Upgrade to Fusion Middleware 11gR1

So you are on OAS 10.1.x release and want to upgrade to 11gR1. It is a daunting topic, for starters here is the upgrade center. For upgrading custom JavaEE application upgrade see this whitepaper which incidentally I co-wrote.

Let me know if you run into any problems (specifically wrt to Security) during upgrade.

Thursday, July 16, 2009

In case you are wondering what I am upto in October

Come check out the Oracle Open World sessions on OPSS. I hope we get a chance to exchange some ideas after all that's what this Open World is all about.

Wednesday, July 15, 2009

Whats in your wallet?

Ok, behind the clever title (which has been used before in Oracle internal wiki & no relation to Capital One) here is the situation. Often applications access some protected service (WebService, Database, LDAP etc). Many applications store user name/password(Credentials) required to authenticate to these services in some configuration file. Often these credentials are stored in a clear text where they are susceptible to prying eyes, and raise a few eyebrows at the corporate security groups.

Business developers need a place to store these credentials securely and a guarantee that only authorized applications/users can access these.
Enter OPSS's Credential Store Framework(CSF). CSF allows only authorized applications to access credentials that are stored outside of the application, securely in Oracle Wallet (hence What's in your wallet, title). Nice, so developers don't need to worry about secure credentials storage themselves.

But wait, here is the icing on the cake, since the credentials are stored outside the application, administrators can change/update the credentials without changing any application code using the Management tool Oracle Fusion Middleware provides (Enterprise Manager & WLST command).

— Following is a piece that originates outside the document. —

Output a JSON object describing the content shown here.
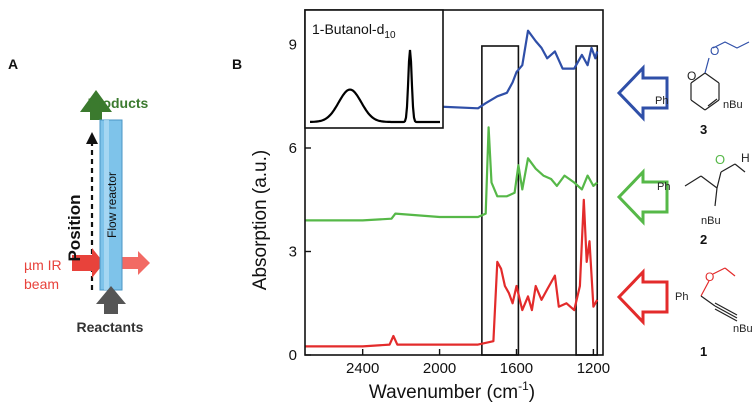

But wait, there is more, OPSS allows provides build in auditing so if your admin want they can enable audit policy on Credential Store access without any application code changes but again few clicks with the aforementioned management tools.

But wait, there is more, OPSS allows these credentials to be stored in an LDAP (and protected by an LDAP), which is what we recommend in a production situation instead of Oracle wallet.

Check out CSF documentation,

Happy coding.

Monday, July 6, 2009

The foundation for security in Oracle Fusion Middleware and Fusion Applications

Now that Oracle has released Fusion Middleware 11gR1, I can talk about security aspects of it. Starting this release Oracle has combined the security frameworks used in Oracle Application Server with the security framework used in WebLogic Server into "Oracle Platform Security Services" or OPSS.

OPSS is the foundation of security used across the entire Fusion Middleware Suite and Fusion Applications. See details.